A więc jesteśmy. Ten legendarny odkrywca opcji musi znaleźć nowe rozwiązania, aby wrócić na właściwe tory, podobnie jak kiedyś potrzebował Borisa Beckera, aby pomógł mu pokonać podwójne progi zwalniające Federera i Nadala. Albo sposób, w jaki Ivanisevic znalazł sposób na dodanie do swojego serwisu tak bardzo potrzebnych dodatkowych mil na godzinę.

Trudno sobie wyobrazić, że kłopoty Djokovica można przypisać Ivanisevicowi. Każdy wie lub powinien wiedzieć, że coaching nie jest do końca nauką o rakietach i z czasem wymaga więcej gruchania i głaskania niż szarpania się po zardzewiałych wolejach lub zablokowanych forhendach. Jednak w ostatnich latach zaobserwowaliśmy trend polegający na tym, że gracze porzucają trenerów w momencie szczytu produktywności lub w jego pobliżu i sięgają po coś nowego, coś innego. Reset ma na celu zapewnienie graczowi świeżego zastrzyku motywacji, energii i informacji zwrotnej.

„To nie jest łatwy facet, ujmijmy to w ten sposób. To nie jest łatwy facet. Szczególnie, gdy coś nie idzie po jego myśli. Ale jesteśmy tu, żeby się odwdzięczyć i dać się pokonać, wiesz. Po to właśnie jest ten zespół.” Goran Ivanisevic po 23. zwycięstwie Djokovica w Wielkim Szlemie na Roland Garros 2023

Nie ma przepisu mówiącego, że relacja między zawodnikiem a trenerem musi trwać X lat, ale nadal trudno jest dokładnie zrozumieć, dlaczego Djokovic rzuca Ivanisevicia (ogłoszenia w mediach społecznościowych o zmianie trenera są generowane z większą rotacją niż forhend Nadala). Zamiast przyznać, że szuka rozwiązań lub odnowionej motywacji, Djokovic tak napisał o czasie spędzonym z Ivaniseviciem: „Nasza chemia na korcie miała swoje wzloty i upadki, ale nasza przyjaźń zawsze była solidna”.

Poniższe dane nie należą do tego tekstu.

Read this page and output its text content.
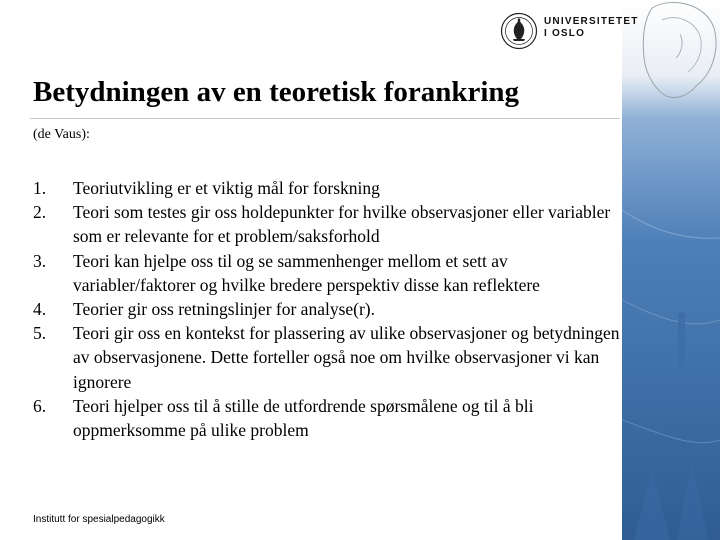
UNIVERSITETET
I OSLO
Betydningen av en teoretisk forankring
(de Vaus):
1.	Teoriutvikling er et viktig mål for forskning
2.	Teori som testes gir oss holdepunkter for hvilke observasjoner eller variabler som er relevante for et problem/saksforhold
3.	Teori kan hjelpe oss til og se sammenhenger mellom et sett av variabler/faktorer og hvilke bredere perspektiv disse kan reflektere
4.	Teorier gir oss retningslinjer for analyse(r).
5.	Teori gir oss en kontekst for plassering av ulike observasjoner og betydningen av observasjonene. Dette forteller også noe om hvilke observasjoner vi kan ignorere
6.	Teori hjelper oss til å stille de utfordrende spørsmålene og til å bli oppmerksomme på ulike problem
Institutt for spesialpedagogikk
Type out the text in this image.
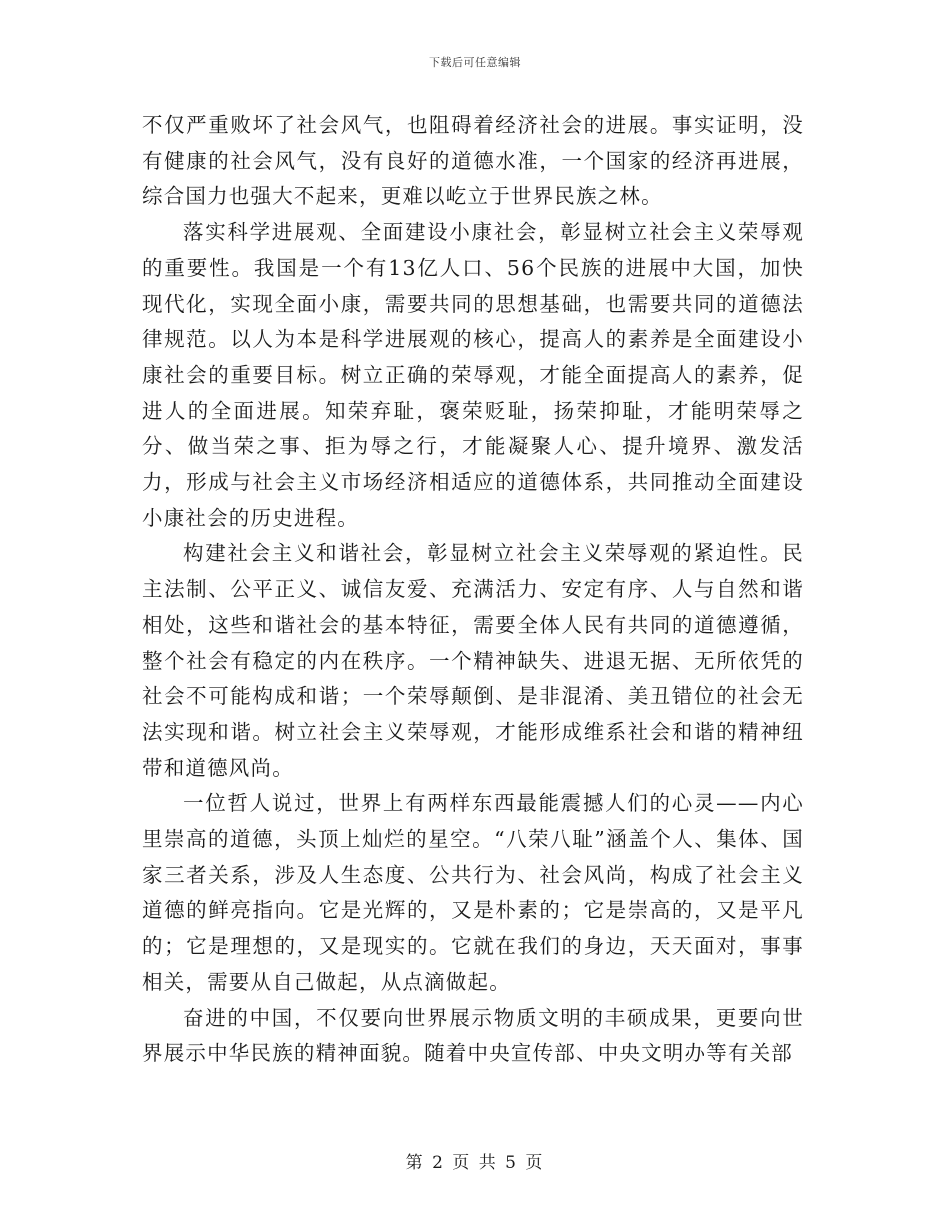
下载后可任意编辑

不仅严重败坏了社会风气，也阻碍着经济社会的进展。事实证明，没有健康的社会风气，没有良好的道德水准，一个国家的经济再进展，综合国力也强大不起来，更难以屹立于世界民族之林。

落实科学进展观、全面建设小康社会，彰显树立社会主义荣辱观的重要性。我国是一个有13亿人口、56个民族的进展中大国，加快现代化，实现全面小康，需要共同的思想基础，也需要共同的道德法律规范。以人为本是科学进展观的核心，提高人的素养是全面建设小康社会的重要目标。树立正确的荣辱观，才能全面提高人的素养，促进人的全面进展。知荣弃耻，褒荣贬耻，扬荣抑耻，才能明荣辱之分、做当荣之事、拒为辱之行，才能凝聚人心、提升境界、激发活力，形成与社会主义市场经济相适应的道德体系，共同推动全面建设小康社会的历史进程。

构建社会主义和谐社会，彰显树立社会主义荣辱观的紧迫性。民主法制、公平正义、诚信友爱、充满活力、安定有序、人与自然和谐相处，这些和谐社会的基本特征，需要全体人民有共同的道德遵循，整个社会有稳定的内在秩序。一个精神缺失、进退无据、无所依凭的社会不可能构成和谐；一个荣辱颠倒、是非混淆、美丑错位的社会无法实现和谐。树立社会主义荣辱观，才能形成维系社会和谐的精神纽带和道德风尚。

一位哲人说过，世界上有两样东西最能震撼人们的心灵——内心里崇高的道德，头顶上灿烂的星空。“八荣八耻”涵盖个人、集体、国家三者关系，涉及人生态度、公共行为、社会风尚，构成了社会主义道德的鲜亮指向。它是光辉的，又是朴素的；它是崇高的，又是平凡的；它是理想的，又是现实的。它就在我们的身边，天天面对，事事相关，需要从自己做起，从点滴做起。

奋进的中国，不仅要向世界展示物质文明的丰硕成果，更要向世界展示中华民族的精神面貌。随着中央宣传部、中央文明办等有关部

第 2 页 共 5 页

Czy nie byłoby przyjemniej, gdyby Djokovic po prostu przyznał, że potrzebuje rzeczy, których według niego Ivanisevic nie może mu już dać, lub że potrzebuje emocjonalnego resetu, albo nawet, że wpadł w panikę pod koniec kariery? Niezwykły rekord Djokovica i jego wytrzymałość fizyczna stworzyły mnóstwo zagadek. Co stanowi dla niego sukces w przyszłości i kto może ustalić jego wiek tak, jakby był to błędny forhend?

Ale co do jednego nie ma wątpliwości: Ivanisevic wniósł wiele do stołu Djokovica, poza chęcią gry z Parchisi i talentem do analizowania serwisu. Wniósł bystre oko i zdolność do radzenia sobie z nadużyciami, odkładając na bok swoje znaczne ego.

„Przez trzy dni skuł nas kajdankami” – wyjaśnił Ivanisevic w odpowiedzi na rewelacje Djokovica po zeszłorocznej RG. Trener uśmiechał się, gdy mówił, ale trzeba było się zastanawiać, jak zabawna była dla niego ta sytuacja. „To nie jest łatwy facet, ujmijmy to w ten sposób. To nie jest łatwy facet. Szczególnie, gdy coś nie idzie po jego myśli. Ale jesteśmy tu, żeby się odwdzięczyć i dać się pokonać, wiesz. Po to właśnie jest ten zespół.”

Może nie jest to wielkie pocieszenie, ale Ivanisevic może też odpocząć w świadomości, że Djokovic prawdopodobnie nie torturuje nikogo bardziej niż siebie.